Question

Solve the following DE: Q''(t) + Q'(t)R/L + Q(t)/(LC) = V(t)

Answer 1

so, as far as I have gotten in my DE class concerning higher order DEs is that for a second order linear DEs with constant coefficients, you can solve for the roots of a quadratic of a similar form (probably a terrible way to word that sorry) so like, for this you would then find the roots of \[r^2 + \frac{R}{L}r + \frac{1}{LC} = 0\]R, L, and C are all constants. but no relation between them is given so I'm really not sure what to do here...

Answer 2

You can still solve for \(r\). Using the quadratic formula,
\[r=\frac{-\frac{R}{L}\pm\sqrt{\frac{R^2}{L^2}-\frac{4}{LC}}}{2}\]
Assuming the discriminant is positive, you'll have two exponential solutions. If it's zero, then just one exponential solution. If it's negative, you're dealing with complex roots to the characteristic equation, which will involve two trigonometric/exponential solutions.

Answer 3

Also, this only takes care of the homogeneous solution. Is \(V(t)=0\) given, or is it something else?

Answer 4

But, how can I solve it without knowing the values of R, L and C?

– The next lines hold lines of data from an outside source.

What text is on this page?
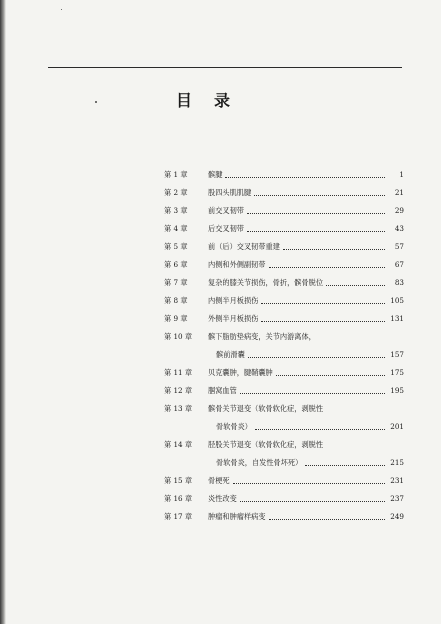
目 录
第 1 章	髌腱	1
第 2 章	股四头肌肌腱	21
第 3 章	前交叉韧带	29
第 4 章	后交叉韧带	43
第 5 章	前（后）交叉韧带重建	57
第 6 章	内侧和外侧副韧带	67
第 7 章	复杂的膝关节损伤，骨折，髌骨脱位	83
第 8 章	内侧半月板损伤	105
第 9 章	外侧半月板损伤	131
第 10 章	髌下脂肪垫病变，关节内游离体，
髌前滑囊	157
第 11 章	贝克囊肿，腱鞘囊肿	175
第 12 章	腘窝血管	195
第 13 章	髌骨关节退变（软骨软化症，剥脱性
骨软骨炎）	201
第 14 章	胫股关节退变（软骨软化症，剥脱性
骨软骨炎，自发性骨坏死）	215
第 15 章	骨梗死	231
第 16 章	炎性改变	237
第 17 章	肿瘤和肿瘤样病变	249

And not too sure, this is for a different class, I just know that I need to solve the problem using the 2nd-order DE I found.

Answer 5

If you're not given some explicit domains for those constants, I think you'll have to consider all three cases...

We're not going to be able to figure out part of the solution if \(V(t)\) is non-zero.

Answer 6

And depending on the context of this problem, you could determine whether there are any restrictions on the constants, like \(R>0\).

Answer 7

Okay, so given that I am fairly certain I am supposed to be finding a general solution for V(t), I'm probably missing something else in this problem...

I don't believe R, L, or C can be < 0 since this is the DE for a series RLC circuit (Resistor, Inductor (L), and Capacitor)

Answer 8

Well, unless you happen to know a lot about signals and systems or circuit analysis, thanks for the help you've offered, but it seems there is something more fundamental that I am missing to be able to solve this problem.